Le Borse non si riprendono. Spread in altalena

Meglio di lunedì, quando erano stati polverizzati 200 miliardi di euro, ma ancora male. Nelle Borse, questo settembre appena iniziato assomiglia tristemente ad agosto, con i listini tutti rivolti verso il basso al termine di un’altra giornata tesa, condizionata dalle cifre deludenti sulla crescita dell’euro zona (+0,2% nel secondo trimestre, +1,6% annuo), dalla battuta d’arresto dell’industria tedesca (ordini in calo del 2,8% in luglio) e - a Piazza Affari - dalla messa a punto della manovra finanziaria. Difficile stabilire quanto del ribasso di poco inferiore al 2% di Milano, arrivata peraltro a perdere nel corso della seduta oltre il 3%, sia attribuibile alle misure di risanamento. Né aiuta l’andamento dello spread tra Btp e bund, attestatosi a 365 punti base dopo l’annuncio di Palazzo Chigi, al di sopra dei 355 del primo pomeriggio, ma ampiamente sotto il picco giornaliero della mattinata, a quota 380.

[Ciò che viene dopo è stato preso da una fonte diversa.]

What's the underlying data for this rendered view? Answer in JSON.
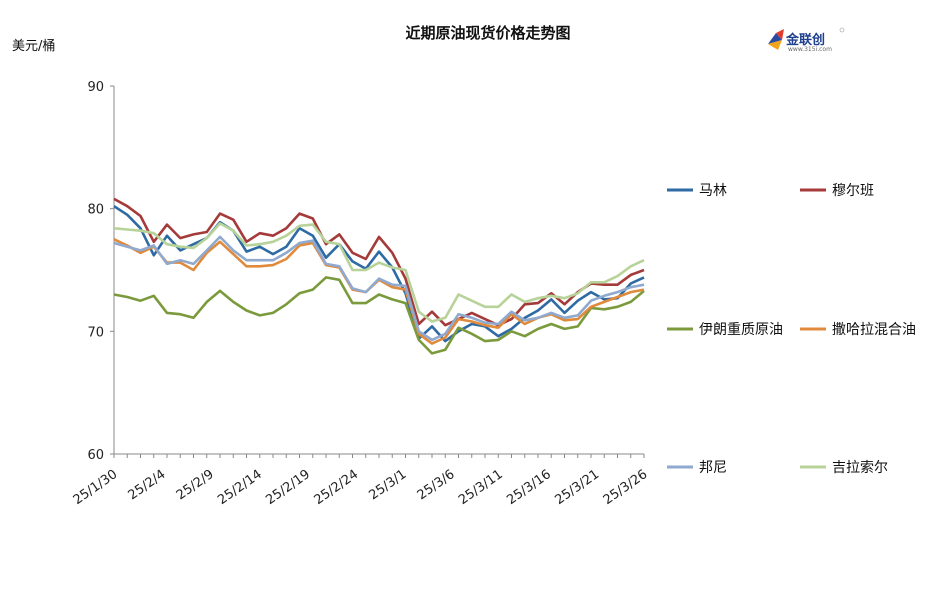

L’Eurotower continua comunque a offrire il proprio sostegno all’Italia, in attesa che giovedì il presidente Jean-Claude Trichet torni sull’argomento per meglio chiarire come si muoverà in futuro. Anche alla luce delle parole con cui Mario Draghi, futuro numero uno dell’istituto, ha sottolineato lunedì che il programma di acquisto di bond è temporaneo e «non può essere usato per aggirare il principio fondamentale della disciplina di bilancio». La situazione di Eurolandia è seguita con particolare attenzione in America, dove il miglioramento oltre le attese dell’indice manifatturiero non è servito ad attenuare le paure di recessione (-1,5% Wall Street a un’ora dalla chiusura). Il presidente della Fed, Ben Bernanke, non ha escluso in una lettera inviata a uno dei componenti della commissione bancaria, un possibile impatto sui mercati finanziari della crisi europea, ma ha anche spiegato di ritenere «gestibile» l’esposizione delle banche americane alla crisi di Grecia, Irlanda e Portogallo. Gli investitori attendono gli interventi di domani di Bernanke e del presidente Obama per valutare possibili nuovi aiuti.


La Svizzera ha intanto preso contromisure per arrestare l’apprezzamento della propria moneta fissando un rapporto minimo di 1,20 franchi per euro (e la Borsa è salita del 4,36%). Una mossa che pone sempre il problema della sua sostenibilità nel tempo, anche se la banca centrale elvetica si trova comunque nella favorevole posizione di avere una dotazione di munizioni praticamente infinita.